CTOnews.com, November 29 news, on August 24 this year, a copyright case related to "AI Literary Pictures" was publicly heard in the Beijing Internet Court. Recently, the first instance judgment of the case was issued, the court ruled that the plaintiff enjoyed the copyright of the pictures involved, and the defendant's behavior constituted infringement and should bear the corresponding legal liability. So far, this case is the first copyright case in the field related to the generation of pictures by AI.
According to CTOnews.com, the plaintiff used the Stable diffusion artificial intelligence model to generate a picture of a character named "Spring Wind sent gentleness" by entering prompts, which was posted on an online platform. Soon after, he found that the defendant used his picture as a picture of the article on his personal account, and did not retain the watermark of the original picture. The plaintiff thought that the defendant violated the right of authorship of his works and the right to disseminate information on the network, so he sued the defendant to the Beijing Internet Court.
The core question of this case is whether the pictures generated by artificial intelligence constitute works and whether they are protected by copyright law. In China's copyright law, to determine whether pictures belong to works, an important index to be considered is to judge whether they are original, whether they belong to intellectual achievements and so on.
The court held that the process of the plaintiff's conception and adjustment to the final determination of the exported picture covers, for example, the presentation of the design character, the selection of prompts, the arrangement of the order of prompts, the setting of relevant parameters, and the selection of which picture meets the expectations.
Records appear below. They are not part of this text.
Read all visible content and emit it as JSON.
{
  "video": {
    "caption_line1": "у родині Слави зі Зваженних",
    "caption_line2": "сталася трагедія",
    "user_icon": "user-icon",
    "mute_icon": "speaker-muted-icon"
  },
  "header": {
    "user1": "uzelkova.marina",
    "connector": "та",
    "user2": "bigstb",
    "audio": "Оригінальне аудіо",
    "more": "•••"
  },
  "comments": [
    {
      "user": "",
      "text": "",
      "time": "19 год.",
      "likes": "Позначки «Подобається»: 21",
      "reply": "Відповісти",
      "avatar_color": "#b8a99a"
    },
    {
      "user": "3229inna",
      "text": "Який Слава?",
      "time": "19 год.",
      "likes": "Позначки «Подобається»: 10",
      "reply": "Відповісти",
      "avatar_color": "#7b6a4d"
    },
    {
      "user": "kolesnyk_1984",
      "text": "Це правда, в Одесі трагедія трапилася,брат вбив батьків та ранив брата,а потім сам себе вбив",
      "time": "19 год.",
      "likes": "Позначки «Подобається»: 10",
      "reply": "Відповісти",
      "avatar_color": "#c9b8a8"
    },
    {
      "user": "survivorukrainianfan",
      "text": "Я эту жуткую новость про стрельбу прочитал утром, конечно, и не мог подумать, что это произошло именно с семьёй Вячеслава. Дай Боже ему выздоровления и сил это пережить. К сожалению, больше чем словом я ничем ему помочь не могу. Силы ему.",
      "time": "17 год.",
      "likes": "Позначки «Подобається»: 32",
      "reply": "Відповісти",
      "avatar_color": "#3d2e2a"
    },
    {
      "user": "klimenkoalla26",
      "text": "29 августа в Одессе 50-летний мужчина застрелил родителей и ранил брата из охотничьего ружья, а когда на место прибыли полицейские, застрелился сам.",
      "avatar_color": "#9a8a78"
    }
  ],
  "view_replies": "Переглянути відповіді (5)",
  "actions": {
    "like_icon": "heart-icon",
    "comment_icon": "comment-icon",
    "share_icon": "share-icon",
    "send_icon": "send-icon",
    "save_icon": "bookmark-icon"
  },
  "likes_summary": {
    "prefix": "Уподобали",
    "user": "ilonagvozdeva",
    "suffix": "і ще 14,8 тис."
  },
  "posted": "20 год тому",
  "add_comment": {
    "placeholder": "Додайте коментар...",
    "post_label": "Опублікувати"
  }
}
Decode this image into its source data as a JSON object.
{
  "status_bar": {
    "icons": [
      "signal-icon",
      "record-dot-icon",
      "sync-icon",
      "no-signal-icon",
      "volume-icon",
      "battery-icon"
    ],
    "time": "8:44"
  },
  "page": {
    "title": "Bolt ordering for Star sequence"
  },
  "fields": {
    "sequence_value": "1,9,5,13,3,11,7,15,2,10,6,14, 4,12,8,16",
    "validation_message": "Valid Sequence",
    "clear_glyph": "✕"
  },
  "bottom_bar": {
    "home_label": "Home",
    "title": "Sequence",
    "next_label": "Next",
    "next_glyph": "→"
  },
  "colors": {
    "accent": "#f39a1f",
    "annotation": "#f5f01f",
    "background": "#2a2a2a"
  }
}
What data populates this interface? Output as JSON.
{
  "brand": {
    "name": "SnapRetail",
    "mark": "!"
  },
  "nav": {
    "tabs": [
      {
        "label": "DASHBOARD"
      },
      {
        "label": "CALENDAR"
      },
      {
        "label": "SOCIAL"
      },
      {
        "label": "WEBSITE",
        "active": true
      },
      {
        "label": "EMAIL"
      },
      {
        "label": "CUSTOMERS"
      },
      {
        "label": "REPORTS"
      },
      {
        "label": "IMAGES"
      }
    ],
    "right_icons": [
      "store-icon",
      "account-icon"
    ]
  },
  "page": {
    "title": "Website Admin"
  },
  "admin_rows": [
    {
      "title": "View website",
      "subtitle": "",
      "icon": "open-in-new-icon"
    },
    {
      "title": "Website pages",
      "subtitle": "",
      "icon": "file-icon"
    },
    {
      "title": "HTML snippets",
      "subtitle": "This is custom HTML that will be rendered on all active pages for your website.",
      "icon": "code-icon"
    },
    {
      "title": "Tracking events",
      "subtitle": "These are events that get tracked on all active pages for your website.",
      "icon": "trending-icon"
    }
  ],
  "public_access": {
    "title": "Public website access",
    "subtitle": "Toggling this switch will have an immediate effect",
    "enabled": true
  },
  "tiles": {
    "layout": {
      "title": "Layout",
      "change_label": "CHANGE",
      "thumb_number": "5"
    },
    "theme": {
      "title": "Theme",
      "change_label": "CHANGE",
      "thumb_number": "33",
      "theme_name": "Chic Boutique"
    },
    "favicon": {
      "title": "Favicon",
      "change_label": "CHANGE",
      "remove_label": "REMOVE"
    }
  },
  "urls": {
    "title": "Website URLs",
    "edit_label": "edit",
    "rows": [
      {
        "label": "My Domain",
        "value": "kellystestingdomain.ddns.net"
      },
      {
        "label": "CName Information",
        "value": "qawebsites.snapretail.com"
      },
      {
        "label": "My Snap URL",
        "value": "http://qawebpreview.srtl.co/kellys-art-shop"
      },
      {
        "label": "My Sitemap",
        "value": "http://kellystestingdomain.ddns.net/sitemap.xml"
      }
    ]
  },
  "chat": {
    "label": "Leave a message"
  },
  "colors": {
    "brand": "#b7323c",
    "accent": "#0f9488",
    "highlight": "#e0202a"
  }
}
It reflects the plaintiff's intellectual investment and can be considered as an intellectual achievement.
In view of originality, the court pointed out that the plaintiff designed the picture through prompts, and after generating the first version of the picture, through adding prompts, modifying parameters, and constantly adjusting and correcting, finally obtained the picture involved. These processes reflect the plaintiff's aesthetic choice and personality judgment. "in the absence of evidence to the contrary, it can be concluded that the picture involved in the case was independently completed by the plaintiff, reflecting the personalized expression of the plaintiff." The court pointed out.
At the same time, as for the question of who enjoys the copyright of works, the court held that because the copyright law of our country stipulates that the author can only be a natural person, legal person or non-legal person organization, so the AI model can not become the author. The designers of the relevant models, on the one hand, do not advocate the right to output content, on the other hand, they do not have the will and practice to create relevant pictures, they are only the producers of creative tools, so they do not belong to the author. The plaintiff who made a series of settings on the artificial intelligence model and finally selected the picture involved in the case invested in intellectual production and showed personalized expression, and enjoyed the copyright of the works involved.
After confirming the plaintiff's copyright, the court further held that the defendant intercepted, watermarked and published the plaintiff's picture without the plaintiff's permission, which infringed upon the plaintiff's right to sign the work and the right to disseminate information on the network. constitutes an infringement. As a result, the court ordered the defendant to compensate the plaintiff for economic losses of 500 yuan and made a public apology on the social media account involved in the case within 7 days to eliminate the impact.